13 August, 2015

More Offensive Stabilization Points

Using the same method from my previous post, I calculated some stabilization points for more offensive statistics.

All of the code and data I used may be found on my github.

For each, I used a binomial distribution for the result of the at-bat/plate appearance and a beta distribution for the distribution of talent levels. I think a different model might work better for some of these statistics (and I'll have to work through the poisson-gamma anyway when I look at pitching statistics), but this represents a decent approximation.

As I stated in a previous post, statistics that can not be constructed as a binomial event (such as wOBA) do not fall under the framework I am using, and so I have not included them in estimation. I could treat them as binomial events, fit a model, and perform estimation procedure, but I would have no idea if the results are correct or not.

All estimated stabilization points were calculated using unadjusted data from fangraphs.com for hitters from 2009-2014 with at least 300 PA, excluding pitchers.

\begin{array}{| l | l | c | c | c |} \hline
\textrm{Statistic} & \textrm{Formula} & \hat{M} & SE(\hat{M}) & \textrm{95% CI} \\ \hline
\textrm{OBP} & \textrm{(H+BB+HBP)/PA} & 295.79 & 16.41 & (263.63, 327.95)  \\
\textrm{BA} & \textrm{H/AB} & 465.92 & 34.23 & (398.83, 533.02)  \\
\textrm{SO Rate} & \textrm{SO/PA} & 49.73 & 1.92 & (45.96, 53.50)  \\
\textrm{BB Rate} & \textrm{(BB-IBB)/(PA-IBB)} & 110.91 & 4.84 & (101.44, 120.38)  \\
\textrm{1B Rate} & \textrm{1B/PA} & 222.16 & 11.32 & (199.98, 244.34)  \\
\textrm{2B Rate} & \textrm{2B/PA} & 1025.31 & 108.00 & (813.64, 1236.98)  \\
\textrm{3B Rate} & \textrm{3B/PA} & 372.5 & 26.56 & (320.44, 424.56)  \\
\textrm{XBH Rate} & \textrm{(2B+3B)/PA} & 1006.30 & 105.23 & (800.04, 1212.57)  \\
\textrm{HR Rate} & \textrm{HR/PA} & 124.52 & 5.90 & (112.95, 136.09)  \\
\textrm{HBP Rate} & \textrm{HBP/PA} & 297.41 & 18.26 & (261.61, 333.20)  \\ \hline
\end{array}

I've also created histograms of each observed statistic with an overlay of the estimated distribution of true talent levels. They can be found in this imgur gallery. Remember that the dashed line represents the distribution of talent levels, not of observed data, so it's not necessarily bad if it is shaped differently than the observed data.

$\hat{M}$ is the estimated variance parameter of the underlying talent distribution. Under the model, it is equal to the number of plate appearances at which there is 50% shrinkage.

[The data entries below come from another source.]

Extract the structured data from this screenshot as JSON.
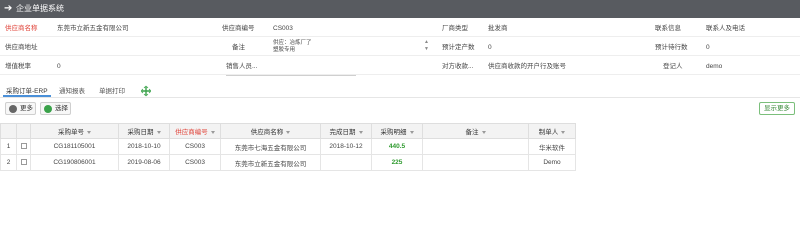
{
  "header": {
    "back_icon": "arrow-left-icon",
    "title": "企业单据系统"
  },
  "form": {
    "supplier_name": {
      "label": "供应商名称",
      "value": "东莞市立新五金有限公司"
    },
    "supplier_code": {
      "label": "供应商编号",
      "value": "CS003"
    },
    "factory_type": {
      "label": "厂商类型",
      "value": "批发商"
    },
    "contact_info": {
      "label": "联系信息",
      "value": "联系人及电话"
    },
    "supplier_address": {
      "label": "供应商地址",
      "value": ""
    },
    "remark": {
      "label": "备注",
      "value_line1": "供应：冶炼厂了",
      "value_line2": "塑胶专用"
    },
    "paid_count": {
      "label": "预计定产数",
      "value": "0"
    },
    "unpaid_count": {
      "label": "预计待行数",
      "value": "0"
    },
    "tax_rate": {
      "label": "增值税率",
      "value": "0"
    },
    "sales_person": {
      "label": "销售人员...",
      "value": ""
    },
    "payment": {
      "label": "对方收款...",
      "value": "供应商收款的开户行及账号"
    },
    "register": {
      "label": "登记人",
      "value": "demo"
    }
  },
  "tabs": [
    {
      "label": "采购订单-ERP"
    },
    {
      "label": "通知报表"
    },
    {
      "label": "单据打印"
    }
  ],
  "toolbar": {
    "more_label": "更多",
    "select_label": "选择",
    "show_more_label": "显示更多"
  },
  "table": {
    "columns": [
      "",
      "",
      "采购单号",
      "采购日期",
      "供应商编号",
      "供应商名称",
      "完成日期",
      "采购明细",
      "备注",
      "制单人"
    ],
    "rows": [
      {
        "num": "1",
        "order_no": "CG181105001",
        "date": "2018-10-10",
        "supplier_code": "CS003",
        "supplier_name": "东莞市七海五金有限公司",
        "complete_date": "2018-10-12",
        "detail": "440.5",
        "remark": "",
        "creator": "华米软件"
      },
      {
        "num": "2",
        "order_no": "CG190806001",
        "date": "2019-08-06",
        "supplier_code": "CS003",
        "supplier_name": "东莞市立新五金有限公司",
        "complete_date": "",
        "detail": "225",
        "remark": "",
        "creator": "Demo"
      }
    ]
  },
  "colors": {
    "topbar": "#585b60",
    "required": "#e0443a",
    "green_value": "#2e9a2e",
    "accent": "#4a90d9"
  }
}
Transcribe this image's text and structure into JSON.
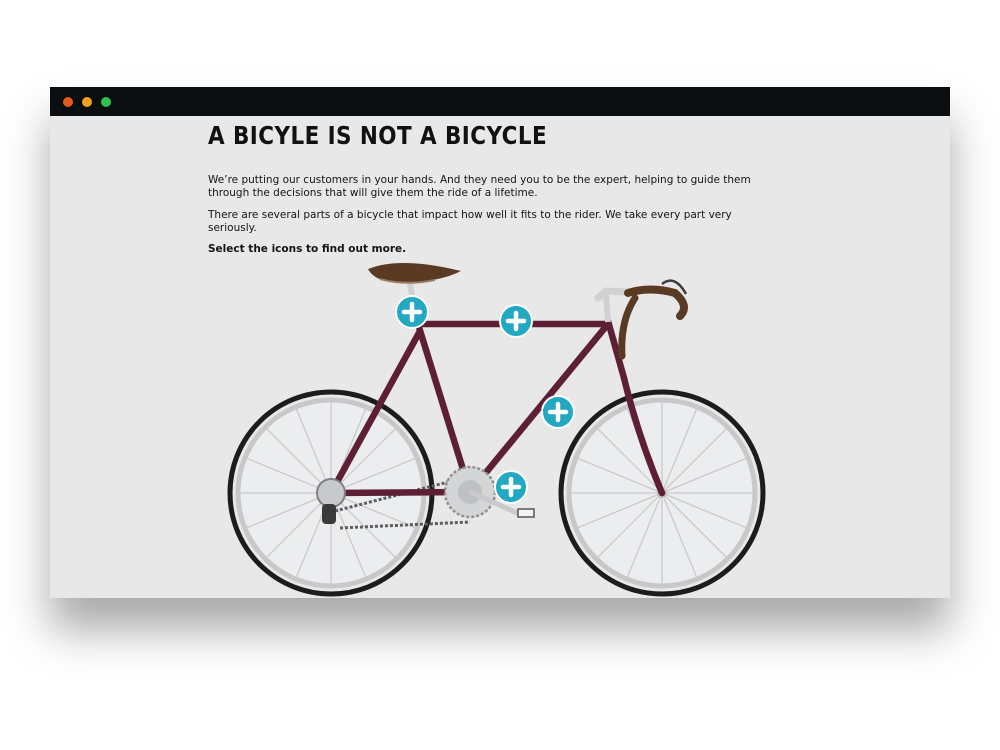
{
  "page": {
    "heading": "A BICYLE IS NOT A BICYCLE",
    "intro": "We’re putting our customers in your hands. And they need you to be the expert, helping to guide them through the decisions that will give them the ride of a lifetime.",
    "body": "There are several parts of a bicycle that impact how well it fits to the rider. We take every part very seriously.",
    "instruction": "Select the icons to find out more."
  },
  "bicycle": {
    "hotspots": [
      "saddle",
      "top-tube",
      "down-tube",
      "crank"
    ],
    "icons": {
      "window_controls": [
        "close-dot",
        "minimize-dot",
        "maximize-dot"
      ],
      "hotspot_icon": "plus-icon"
    }
  },
  "colors": {
    "titlebar": "#0a0e10",
    "background": "#e8e8e9",
    "frame": "#5c1f35",
    "hotspot": "#23a8c3",
    "saddle": "#5a3a22",
    "tire": "#1c1c1c",
    "rim": "#c7c8ca"
  }
}
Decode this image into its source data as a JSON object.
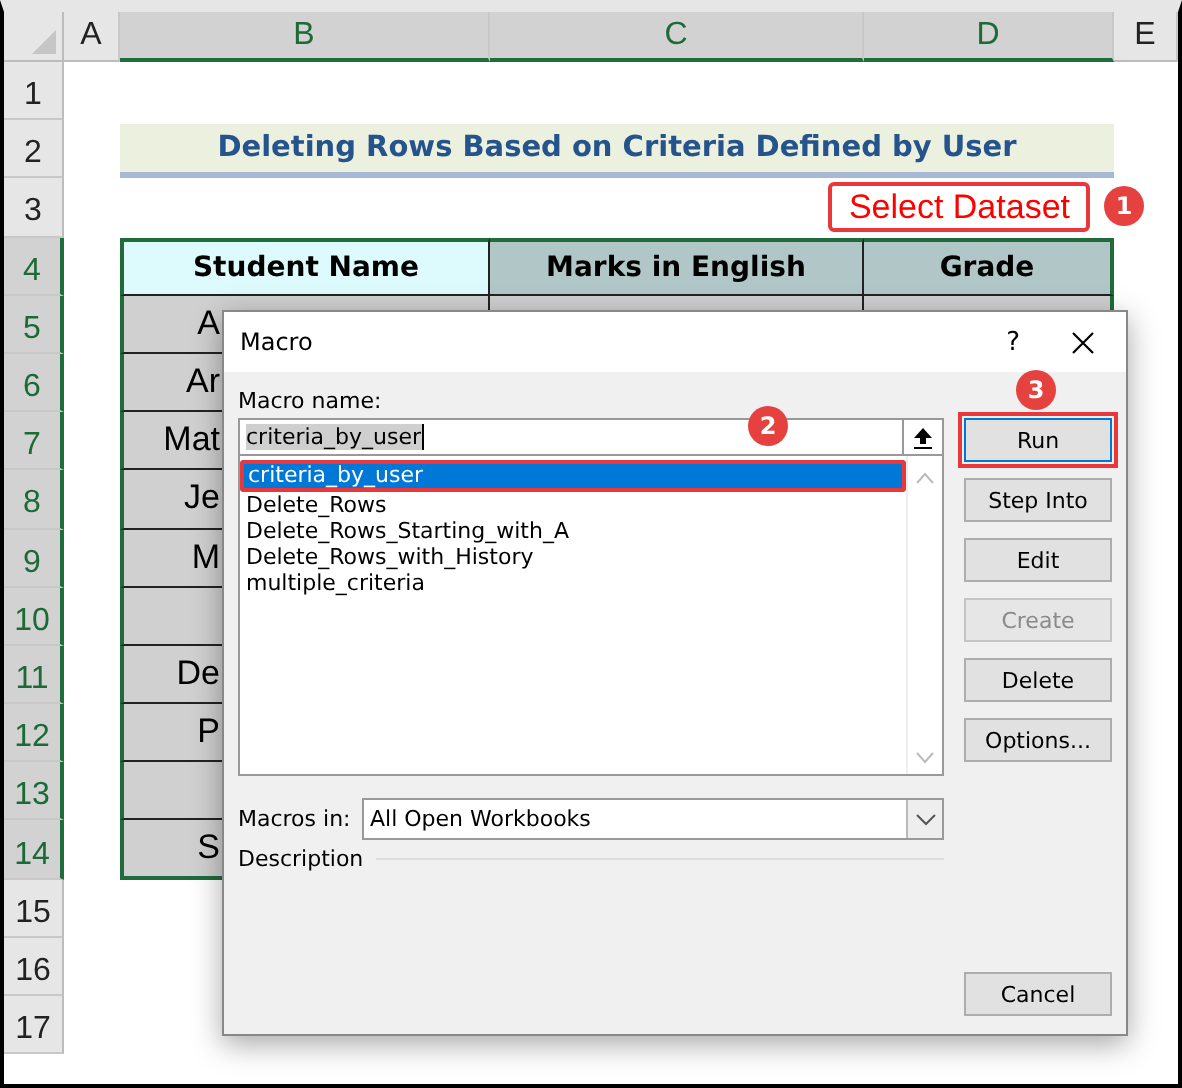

$SE(\hat{M})$ is the standard error of the estimate $\hat{M}$. It is on the same scale as the divisor in the formula - so PA for all except batting average and walk rate.

The 95% CI is calculated as

$\hat{M} \pm 1.96 SE(\hat{M})$

It represents a 95% confidence interval for the number of plate appearances at which there is 50% shrinkage.

For an arbitrary stabilization level $p$, the number of required plate appearances can be estimated as

$\hat{n} = \left(\dfrac{p}{1-p}\right) \hat{M}$

And a 95% confidence interval for the required number of plate appearances is given as

$\left(\dfrac{p}{1-p}\right) \hat{M} \pm 1.96 \left(\dfrac{p}{1-p}\right) SE(\hat{M})$

Without confidence bounds, a plot of the sample size required for various stabilization levels is

And a plot of the stabilization level at various sample sizes is given as

This looks very similar to other plots I have seen.

Comments are appreciated. Also, I'm currently in the process of learning ggplot, so hopefully my graphics won't be as awful in the near future.